The coarse perlite component
Perlite prevents the compaction that would otherwise occur in a growing medium dominated by compost and coir. Over time compost-heavy growing medium compacts under the weight of watering and plant root development. Perlite particles maintain the pore structure that allows air and water to move through the medium and that prevents the anaerobic conditions that damage root systems.
Use coarse perlite rather than fine perlite. Fine perlite particles wash to the surface with repeated watering and provide less durable pore structure than coarse particles.
The Volume Calculation
To avoid over or under purchasing, calculate the volume of your bed in liters or cubic feet. Length multiplied by width multiplied by depth. For a 120 cm (4 foot) by 240 cm (8 foot) bed filled to 30 cm (12 inches) depth: .86 of a cubic meter (860 liters) (4 x 8 x 1 feet equals 32 cubic feet) total. The bottom half bulk fill layer represents half that volume. The top half quality growing medium represents the remaining half.
For Mel’s Mix in the top layer, half the total volume is 430 liters (16 cubic feet) divided by 3 equals approximately 143 liters (5.3 cubic feet) of each component. Purchase 150 liters (6 x 25 liter bags) (6 cubic feet) of each to allow for settling.
Settling Allowance
All raised bed growing medium settles significantly in the first season as organic materials begin to decompose and compact slightly. Fill the bed 2-5 cm (1 to 2 inches) above the top of the frame to compensate for first-season settling. Add a 2 cm (1 inch) compost top dressing each spring to maintain the growing medium level and replace the organic matter lost to decomposition.

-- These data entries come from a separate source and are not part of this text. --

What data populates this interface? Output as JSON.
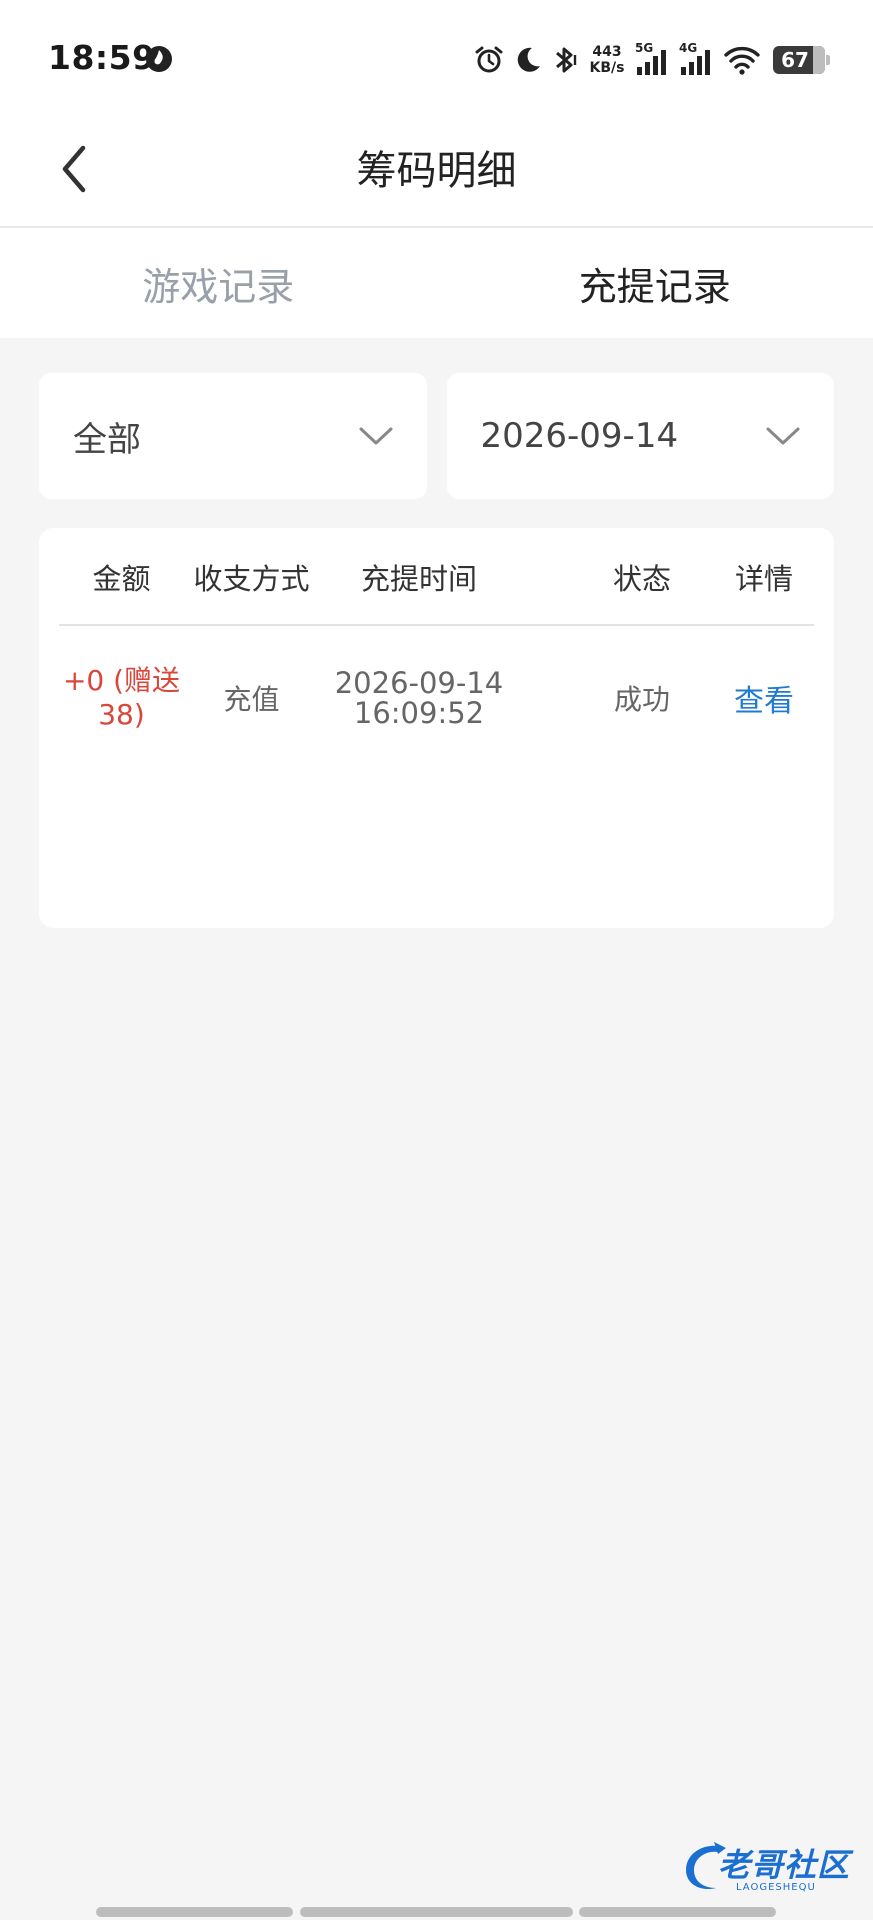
{
  "status_bar": {
    "time": "18:59",
    "net_speed_value": "443",
    "net_speed_unit": "KB/s",
    "sig1_label": "5G",
    "sig2_label": "4G",
    "battery": "67",
    "icons": [
      "app-notification-icon",
      "alarm-icon",
      "moon-icon",
      "bluetooth-icon",
      "signal-icon",
      "signal-icon",
      "wifi-icon",
      "battery-icon"
    ]
  },
  "nav": {
    "title": "筹码明细"
  },
  "tabs": [
    {
      "label": "游戏记录",
      "active": false
    },
    {
      "label": "充提记录",
      "active": true
    }
  ],
  "filters": {
    "type": "全部",
    "date": "2026-09-14"
  },
  "table": {
    "headers": [
      "金额",
      "收支方式",
      "充提时间",
      "状态",
      "详情"
    ],
    "rows": [
      {
        "amount_line1": "+0 (赠送",
        "amount_line2": "38)",
        "method": "充值",
        "date": "2026-09-14",
        "time": "16:09:52",
        "status": "成功",
        "detail": "查看"
      }
    ]
  },
  "watermark": {
    "text": "老哥社区",
    "sub": "LAOGESHEQU"
  },
  "colors": {
    "accent_red": "#d9473b",
    "link_blue": "#1f7ad1",
    "inactive_tab": "#9aa0aa",
    "background": "#f5f5f5"
  }
}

The Economics — What This Actually Costs
As of 10 April 2026 from Bunnings in Sydney,
Compost $6-10 25l
Peat Moss $50 25l
Coco Coir $27.50 90l
Perlite $15.56 25l
Vermiculite $50 25l
Cow manure $5 25l
Chook manure $5 25l
Sheep Manure $7 25l
Potting Mix $4-11 25l
2 blocks coco coir $55
6 bags compost $48
6 bags perlite $94
Total outlay $197
So filling our garden bed with a 6-inch bulk fill layer and 6-inch Mel’s Mix top layer costs less than $200 in materials depending on local compost prices and whether bulk fill materials are sourced free from the garden. The same bed filled entirely with purchased topsoil or bagged growing medium costs $400 or more.

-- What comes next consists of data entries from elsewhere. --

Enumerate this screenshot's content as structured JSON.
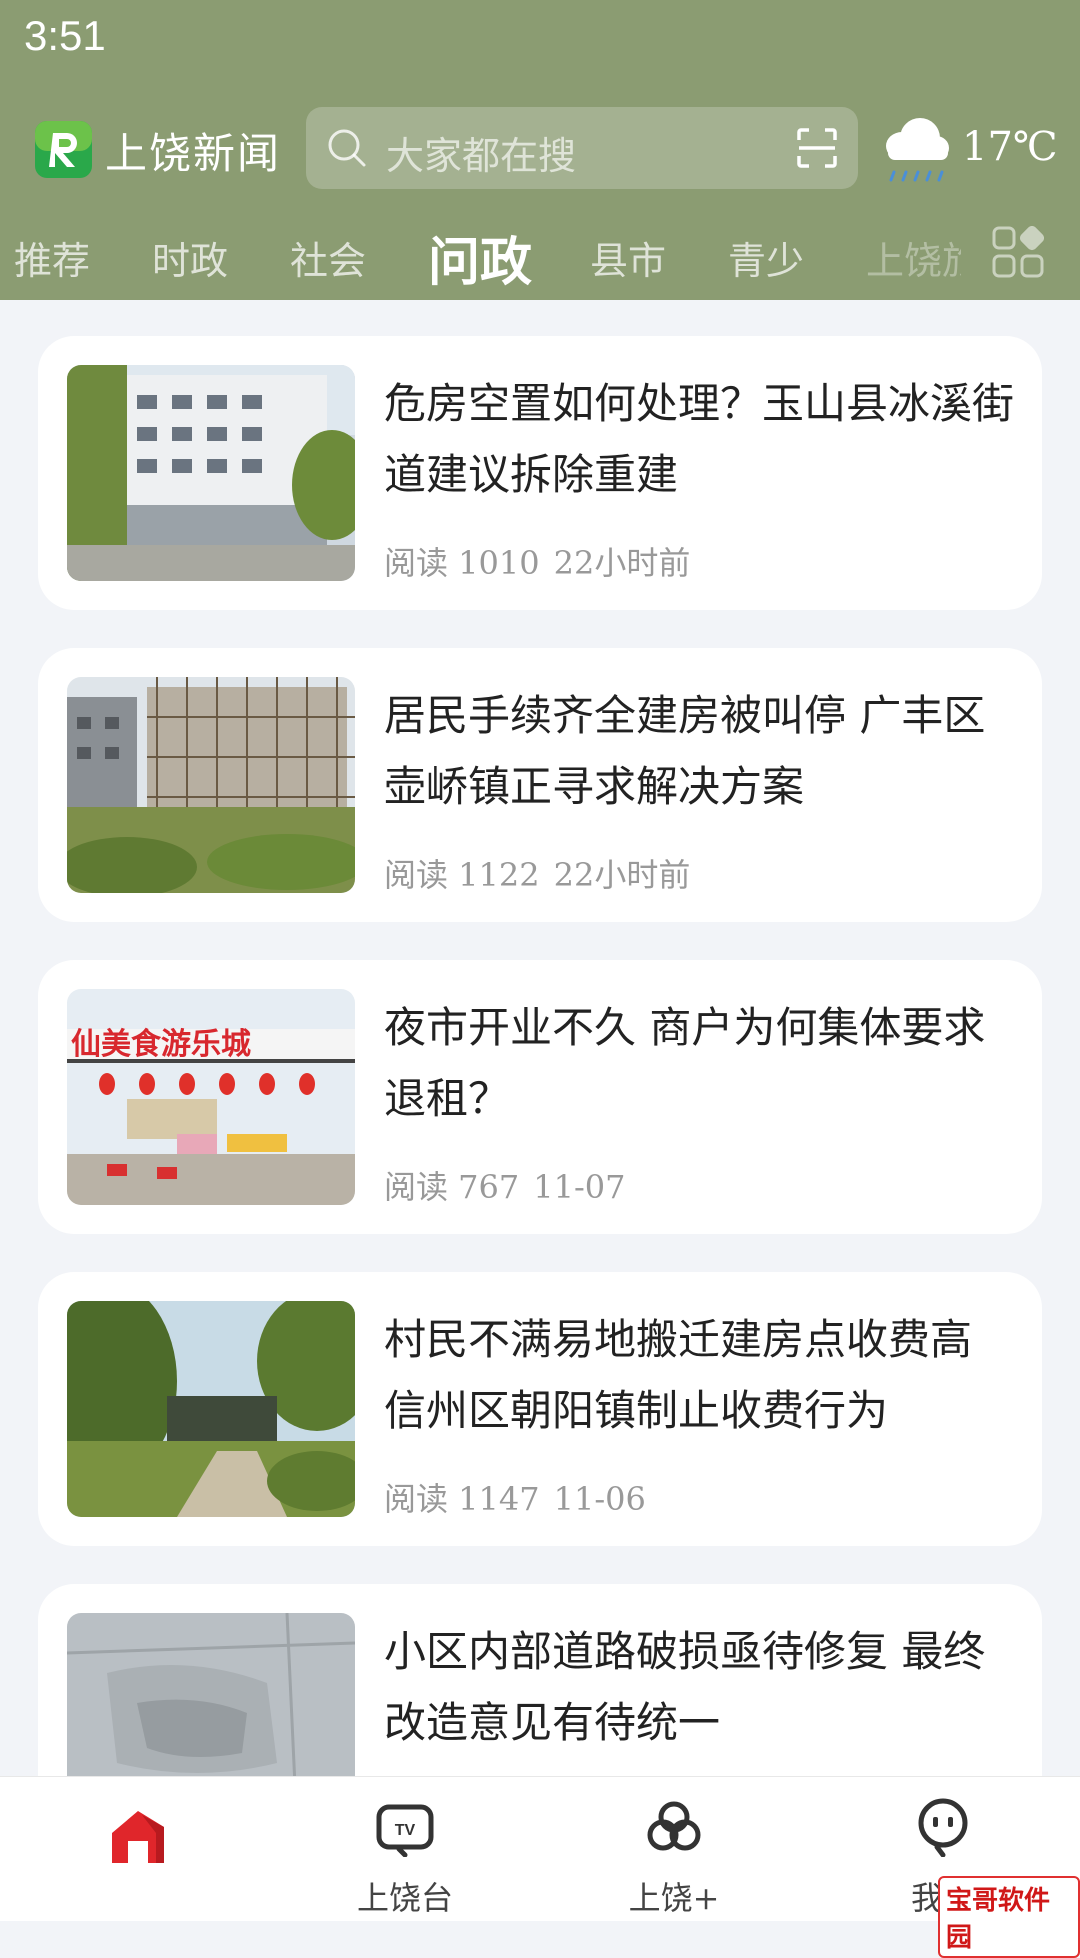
{
  "status_bar": {
    "time": "3:51"
  },
  "header": {
    "app_name": "上饶新闻",
    "search_placeholder": "大家都在搜",
    "temperature": "17℃",
    "weather_icon": "rain-cloud-icon",
    "accent_color": "#8b9c72"
  },
  "tabs": [
    {
      "label": "推荐",
      "active": false
    },
    {
      "label": "时政",
      "active": false
    },
    {
      "label": "社会",
      "active": false
    },
    {
      "label": "问政",
      "active": true
    },
    {
      "label": "县市",
      "active": false
    },
    {
      "label": "青少",
      "active": false
    },
    {
      "label": "上饶旅",
      "active": false
    }
  ],
  "articles": [
    {
      "title": "危房空置如何处理？玉山县冰溪街道建议拆除重建",
      "reads": "阅读 1010",
      "time": "22小时前"
    },
    {
      "title": "居民手续齐全建房被叫停 广丰区壶峤镇正寻求解决方案",
      "reads": "阅读 1122",
      "time": "22小时前"
    },
    {
      "title": "夜市开业不久 商户为何集体要求退租？",
      "reads": "阅读 767",
      "time": "11-07",
      "image_sign_text": "仙美食游乐城"
    },
    {
      "title": "村民不满易地搬迁建房点收费高 信州区朝阳镇制止收费行为",
      "reads": "阅读 1147",
      "time": "11-06"
    },
    {
      "title": "小区内部道路破损亟待修复 最终改造意见有待统一",
      "reads": "",
      "time": ""
    }
  ],
  "bottom_nav": [
    {
      "label": "",
      "icon": "home-icon",
      "active": true
    },
    {
      "label": "上饶台",
      "icon": "tv-icon"
    },
    {
      "label": "上饶+",
      "icon": "circles-icon"
    },
    {
      "label": "我的",
      "icon": "profile-icon"
    }
  ],
  "watermark": "宝哥软件园"
}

The layered approach costs half as much, produces better long-term growing performance as the bulk fill decomposes and enriches the bed from below, and uses materials that would otherwise go to a green waste collection.
To create a cubic meter of soil from scratch
(assuming access to compost that contains no manure)

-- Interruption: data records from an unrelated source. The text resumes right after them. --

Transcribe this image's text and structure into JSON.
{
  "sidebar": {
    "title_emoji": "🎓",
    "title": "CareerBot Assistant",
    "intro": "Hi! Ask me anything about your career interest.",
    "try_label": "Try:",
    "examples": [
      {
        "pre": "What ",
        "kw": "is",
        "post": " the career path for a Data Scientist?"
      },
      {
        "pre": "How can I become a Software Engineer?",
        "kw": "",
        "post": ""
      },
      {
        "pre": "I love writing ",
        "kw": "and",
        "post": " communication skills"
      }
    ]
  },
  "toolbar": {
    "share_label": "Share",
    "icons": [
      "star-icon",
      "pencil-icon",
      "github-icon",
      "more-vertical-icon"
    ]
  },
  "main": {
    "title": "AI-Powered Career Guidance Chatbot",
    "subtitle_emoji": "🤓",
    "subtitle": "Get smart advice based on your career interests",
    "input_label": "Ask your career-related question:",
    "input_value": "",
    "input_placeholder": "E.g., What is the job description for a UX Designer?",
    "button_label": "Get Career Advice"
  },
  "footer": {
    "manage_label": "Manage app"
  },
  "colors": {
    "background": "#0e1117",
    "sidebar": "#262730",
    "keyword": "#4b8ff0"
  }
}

(Prices from Bunnings.com.au, Sydney 10 April 20226)
525 litres compost (21 x 25 litre bags) $328
250 litres perlite (10 x 25 litre bags) $156
1 block coco coir (1 x 90 litre block) $28
75 litres cow manure (3 x 25 litre bags) $16
25 litres chook manure (1 x 25 litre bags) $5
25 litres mushroom compost (1 x 25 litre bags) $6
10 litres seaweed (1 x 10 litre bags) $99
Total: $638
Making your own compost halves the cost of creating soil.
Topping up established beds — the annual maintenance:
Every season the growing medium level in a raised bed drops 1 to 2 inches as organic matter decomposes. Maintaining the growing medium level by adding a 2 cm (1 to 2 inch) compost top dressing each spring maintains the quality of the upper growing zone and replaces the biological activity lost as organic matter is processed.
Do not add more perlite or coir annually. These components do not decompose and accumulate in the growing medium over multiple seasons. Add compost only for annual top ups. If you top-dress annually, complete refreshment is needed only every 3 to 5 seasons when the growing medium has significantly degraded.
A complete refresh is roughly:
35 % old soil (minerals + microbial continuity)
35 % compost (fertility + biology)
20 % perlite (drainage & air — crucial for veggies in pots)
5–6 % peat moss or coco coir (moisture without sogginess)
4 % cow manure
1 % chook manure (gentle nutrient boost)
Fill it right once. Top dress annually. The bed improves every season.
Save this. Use this formula for your next raised bed installation or potting mix.